The unique beauty of Spurn Point, Boxing Day 2013 ...

There is a sense of eerie foreboding about the place - hard to identify because the sky is clear and the sea bright beneath it, the quick sand banks of the River Humber shining like a mirror. But where a large sand dune should have prevented a view from one to the other now stands emptiness. A tractor-ploughed track demarcates the road - whose concrete slabs have been carried over onto the beach.

During the storm that created the destruction at Spurn Point, a narrow spit of sand on the East Yorkshire coast, the sea and river would have met above where we are standing. There would have been no long, spidery shadows across the beach as there are today, artwork on the sand. There are human shapes projected against the fiery skyline: signs of life in a landscape changed but not destroyed.

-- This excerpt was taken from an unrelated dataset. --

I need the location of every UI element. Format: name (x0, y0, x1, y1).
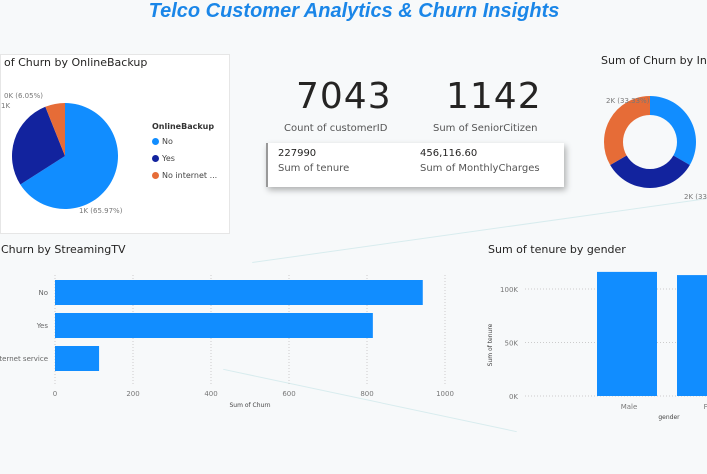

A seal pokes its head above the surf, its round eyes surveying the beach before it glides playfully into the wave and slithers towards us. It grapples its way onto the shiny sand, a cumbersome and ungainly shape looking for some rest beneath the sun. It curves its body this way and that, searching for the best angle, growling when a passer-by gets too close but quickly looking content again.

A 'High Tide' warning sign urges us back to the car park and we abandon our walk to the lighthouse, coldly distant and far away in the haze. The car park is covered in silt; the caravans in the holiday park strewn like unwanted toys. But this spit of land, where a golden wasteland meets with a big blue sky - a horizon punctuated only by the truncated prongs of a former jetty - has never looked more beautiful than on this glorious Boxing Day.